As soon as you receive my letter, I would like you to attend a
meeting with the platoon leader of Camp No. 434 which is on the

Included with the letter in the envelope was a bullet and a dried
chilli. This is a warning sign to indicate that if their
instructions are not followed, people in the village would either
be killed or the entire village would be burned to the ground.

The letter was written by the company commander of the 434 Light
Infantry Division.

A LETTER to the KNU headquarters from the chairman of Papun
district complaining about Slorc harassment of the villagers in
that area read:

#Slorc has now entered Taekhode Village and has burnt it to the
ground. They also torched all the rice barns in the village. A
total of more than 200 baskets (20,000 kilogrammes) of rice were
destroyed after the rice barns between Taekhode and Sawbwede
villages were put to the torch by Slorc troops.

The informer said he will write again when more details are
obtained.

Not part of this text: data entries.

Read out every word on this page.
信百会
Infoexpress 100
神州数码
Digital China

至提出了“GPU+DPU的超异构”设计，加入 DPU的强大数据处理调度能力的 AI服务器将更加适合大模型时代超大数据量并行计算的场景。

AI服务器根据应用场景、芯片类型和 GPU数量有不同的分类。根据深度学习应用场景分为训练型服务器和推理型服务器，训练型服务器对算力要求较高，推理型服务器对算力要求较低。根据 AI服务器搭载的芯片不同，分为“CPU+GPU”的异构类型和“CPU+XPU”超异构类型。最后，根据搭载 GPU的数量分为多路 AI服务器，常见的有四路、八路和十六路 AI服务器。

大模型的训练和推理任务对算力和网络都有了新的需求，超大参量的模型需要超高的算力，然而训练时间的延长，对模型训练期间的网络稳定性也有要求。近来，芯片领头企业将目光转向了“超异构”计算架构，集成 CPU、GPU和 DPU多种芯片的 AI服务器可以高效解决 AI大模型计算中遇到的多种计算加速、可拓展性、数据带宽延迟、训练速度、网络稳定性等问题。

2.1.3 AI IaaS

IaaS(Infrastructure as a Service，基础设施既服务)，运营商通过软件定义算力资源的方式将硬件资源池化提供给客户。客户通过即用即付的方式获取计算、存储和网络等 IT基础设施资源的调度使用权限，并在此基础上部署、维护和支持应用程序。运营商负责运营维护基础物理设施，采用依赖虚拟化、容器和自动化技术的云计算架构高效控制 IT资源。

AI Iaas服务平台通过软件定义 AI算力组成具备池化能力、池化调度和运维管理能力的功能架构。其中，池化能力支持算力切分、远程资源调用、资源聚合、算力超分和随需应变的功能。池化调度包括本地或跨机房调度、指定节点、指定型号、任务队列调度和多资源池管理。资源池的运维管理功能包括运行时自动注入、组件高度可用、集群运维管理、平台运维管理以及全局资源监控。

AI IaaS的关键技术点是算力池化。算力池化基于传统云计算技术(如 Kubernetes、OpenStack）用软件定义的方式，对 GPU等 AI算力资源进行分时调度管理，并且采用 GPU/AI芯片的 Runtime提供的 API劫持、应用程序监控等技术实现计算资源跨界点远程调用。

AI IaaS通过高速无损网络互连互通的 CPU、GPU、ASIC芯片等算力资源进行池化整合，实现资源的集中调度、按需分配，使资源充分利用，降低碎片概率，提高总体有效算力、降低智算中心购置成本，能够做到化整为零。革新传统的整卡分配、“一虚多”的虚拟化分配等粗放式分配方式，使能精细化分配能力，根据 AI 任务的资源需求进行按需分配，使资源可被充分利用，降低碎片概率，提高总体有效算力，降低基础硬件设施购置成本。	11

He continued:

#The people are suffering tremendously because of the shortage of
rice after the barns were destroyed in the fires.

The troops who went on the ram-page belonged to the LID 105, LID
434 and LID 340.

Frontline divisions have about 300 men to a unit.


January 21, 1996

TEMPORARY appointments were made at the recently concluded Third
Central Committee meeting of the Democratic Alliance of Burma
(DAB) at an undisclosed location inside Burma.

The meeting was held from January 9-12, and was attended by 15
groups of the 19-member alliance.

Dr Naing Aung of the All Burma Students' Democratic Front (ABSDF)
was appointed joint-secretary of the DAB, and Moe Thee Zun, who
belongs to the breakaway faction of the ABSDF, was elected
assistant secretary of the military committee.

The two student leaders will hold their posts until mid-April
when the next congress will be convened.

Both student factions have also agreed to hold a reconciliation
meeting in the near future with the DAB to continue to play the
role of mediator.

The reconciliation committee is headed by Gen Tamla Baw, Ashin U
Khemasara, Khine Soe Naing Aung. All are advisers to the
Alliance. The other committee member is U Myint Zaw, acting
general secretary to the DAB.

In other developments, the Pa-o Peoples' Liberation Organisation
was voted in as the 20th member of the Alliance while the
application for membership by the Mergui-Tavoy Division United
Front was shelved for consideration.

The Central Committee of the DAB has assigned the Central
Executive Committee to scrutinise the application and to meet
with leaders of the Front to clarify policy matters before
deciding whether to accept the group into the Alliance.

Meanwhile Gen Saw Bo Mya and Tin Maung Win retained their
positions as chairman and vice-chairman of the DAB.